Mathema Vivek Bhakta, Sen Partho, Lamichhane Santosh, Orešič Matej, Khoomrung Sakda
Metabolomics and Systems Biology, Department of Biochemistry, Faculty of Medicine Siriraj Hospital, Mahidol University, Bangkok 10700, Thailand.
Siriraj Metabolomics and Phenomics Center, Faculty of Medicine Siriraj Hospital, Mahidol University, Bangkok 10700, Thailand.
Comput Struct Biotechnol J. 2023 Jan 31;21:1372-1382. doi: 10.1016/j.csbj.2023.01.043. eCollection 2023.
Cancer progression is linked to gene-environment interactions that alter cellular homeostasis. The use of biomarkers as early indicators of disease manifestation and progression can substantially improve diagnosis and treatment. Large omics datasets generated by high-throughput profiling technologies, such as microarrays, RNA sequencing, whole-genome shotgun sequencing, nuclear magnetic resonance, and mass spectrometry, have enabled data-driven biomarker discoveries. The identification of differentially expressed traits as molecular markers has traditionally relied on statistical techniques that are often limited to linear parametric modeling. The heterogeneity, epigenetic changes, and high degree of polymorphism observed in oncogenes demand biomarker-assisted personalized medication schemes. Deep learning (DL), a major subunit of machine learning (ML), has been increasingly utilized in recent years to investigate various diseases. The combination of ML/DL approaches for performance optimization across multi-omics datasets produces robust ensemble-learning prediction models, which are becoming useful in precision medicine. This review focuses on the recent development of ML/DL methods to provide integrative solutions in discovering cancer-related biomarkers, and their utilization in precision medicine.

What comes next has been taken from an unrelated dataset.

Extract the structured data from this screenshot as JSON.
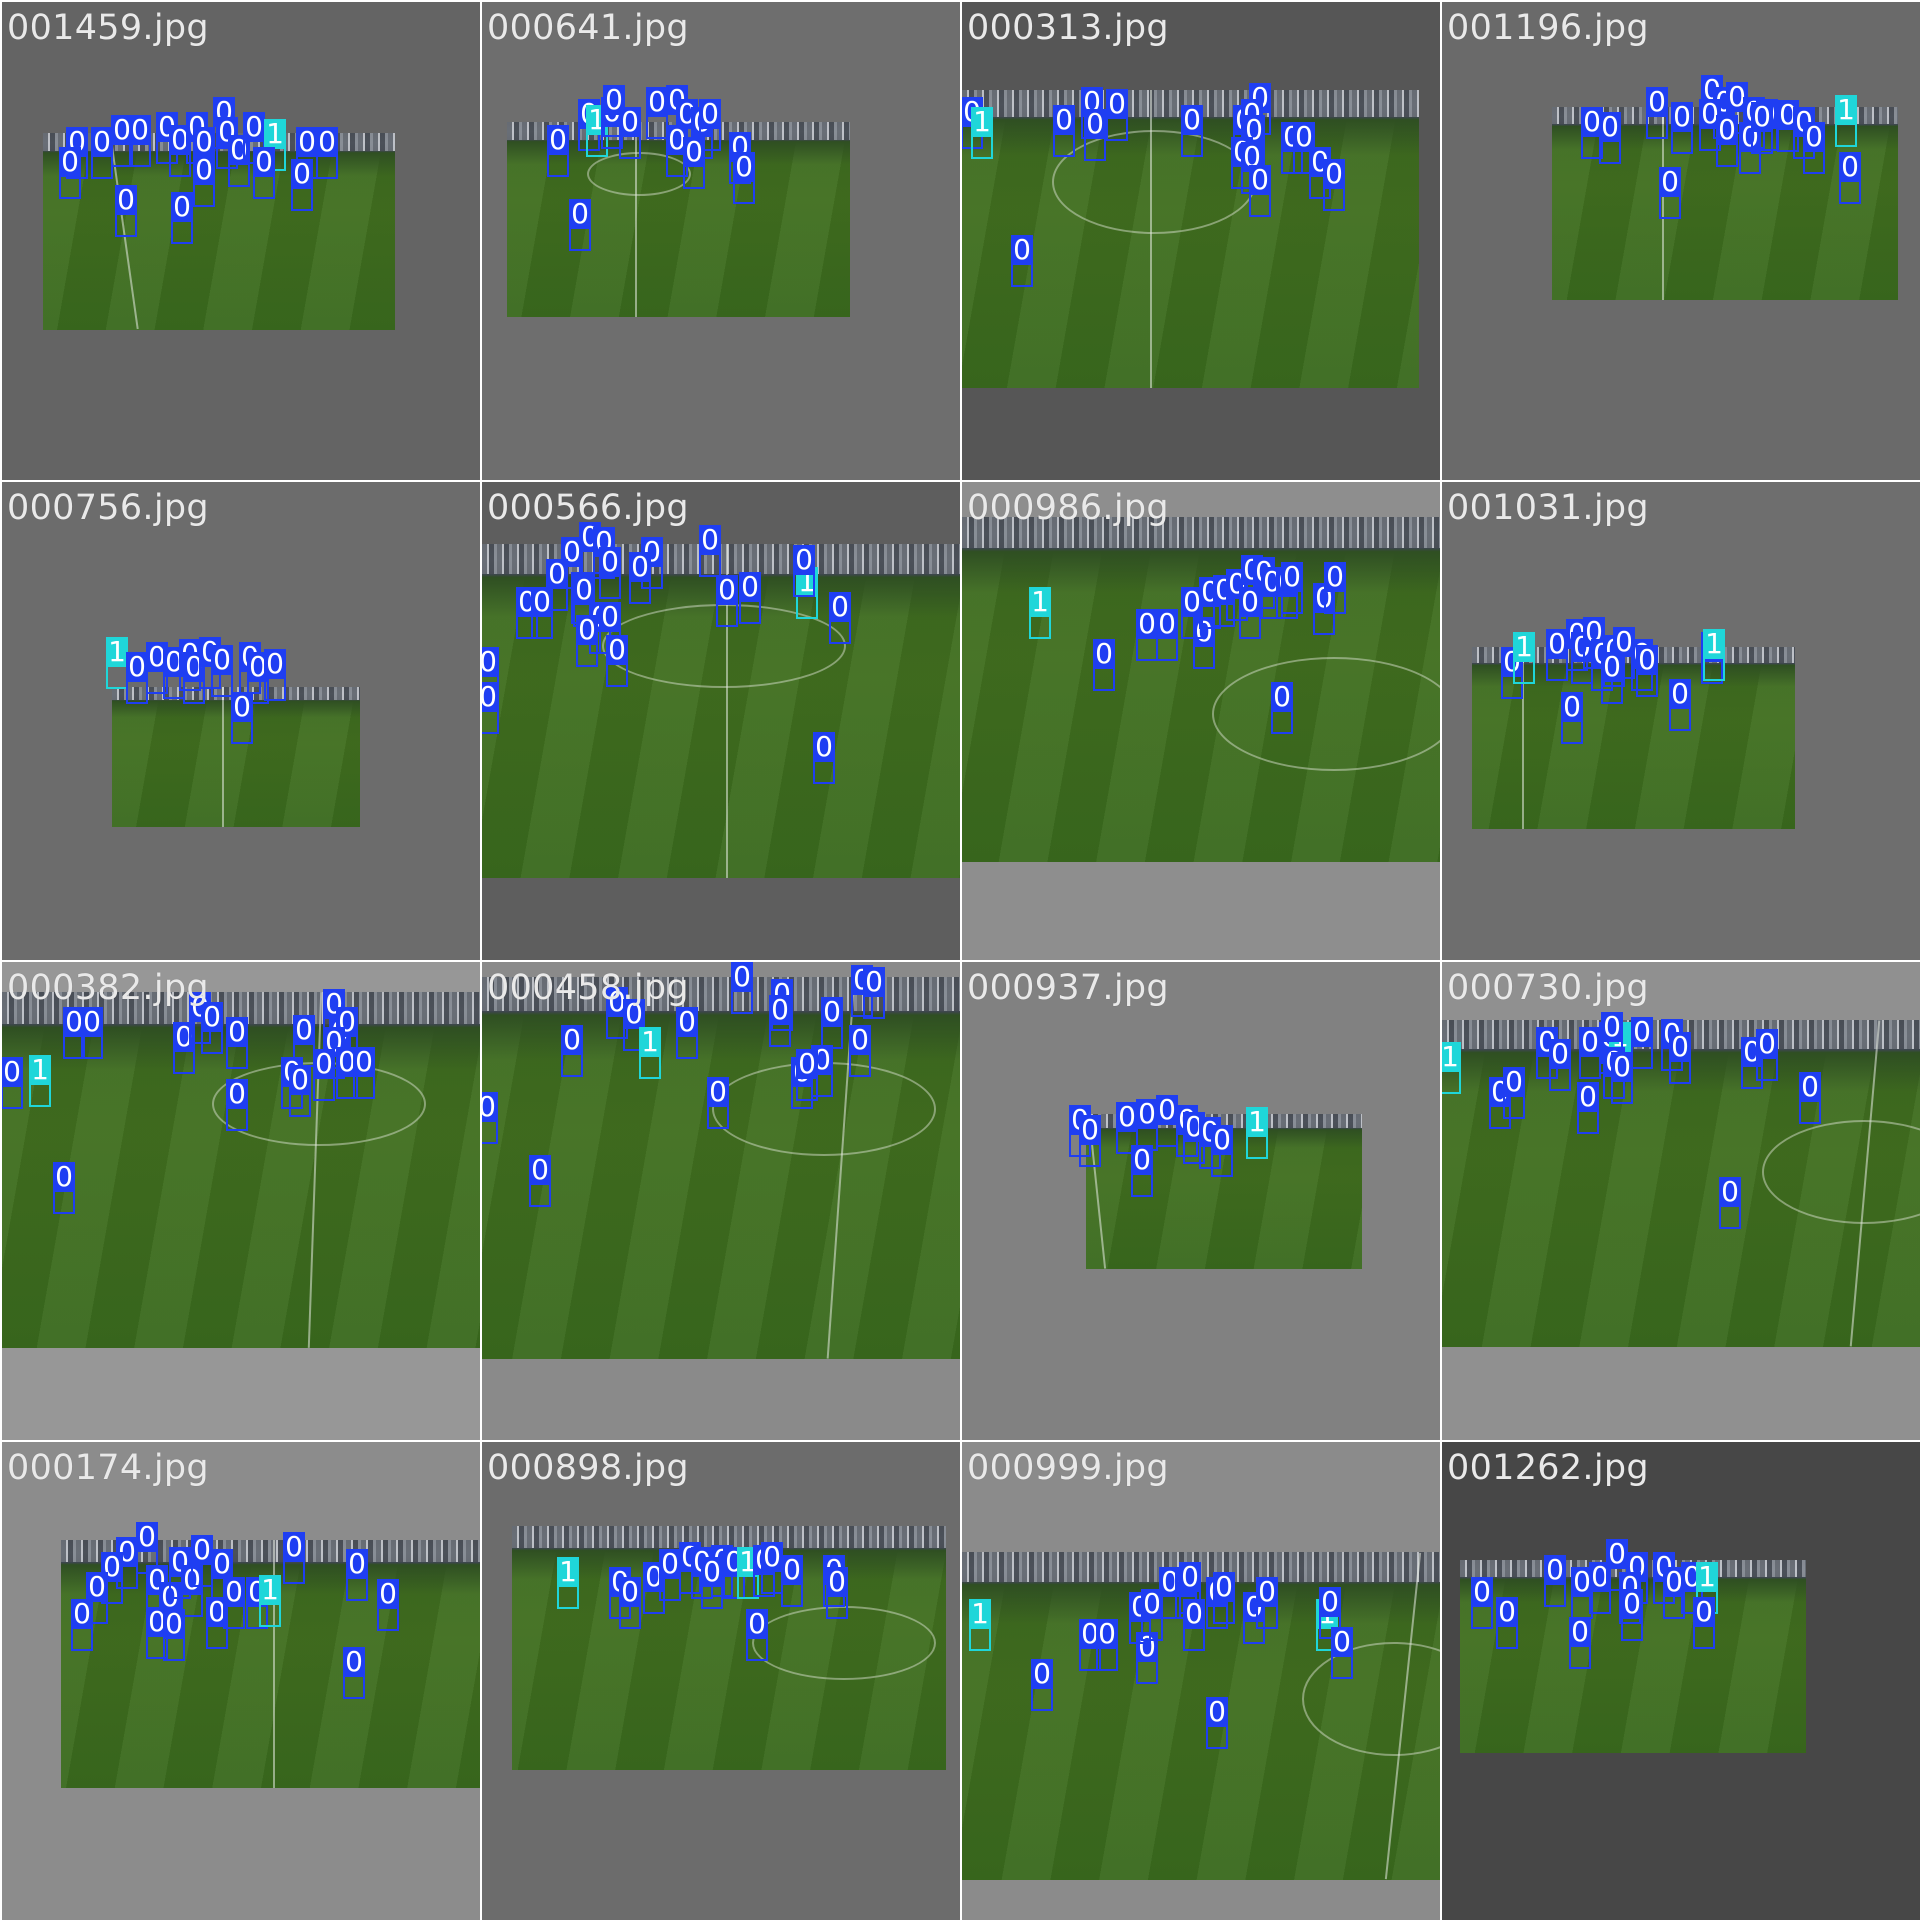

癌症进展与改变细胞稳态的基因-环境相互作用相关。使用生物标志物作为疾病表现和进展的早期指标可以显著改善诊断和治疗。通过高通量分析技术生成的大型组学数据集,如微阵列、RNA测序、全基因组鸟枪法测序、核磁共振和质谱,已经实现了数据驱动的生物标志物发现。传统上,将差异表达特征鉴定为分子标志物依赖于统计技术,而这些技术通常仅限于线性参数建模。癌基因中观察到的异质性、表观遗传变化和高度多态性需要生物标志物辅助的个性化用药方案。深度学习(DL)是机器学习(ML)的一个主要子领域,近年来越来越多地用于研究各种疾病。将ML/DL方法结合起来以优化跨多组学数据集的性能,产生了强大的集成学习预测模型,这些模型在精准医学中变得越来越有用。本综述重点关注ML/DL方法的最新发展,以提供发现癌症相关生物标志物的综合解决方案,以及它们在精准医学中的应用。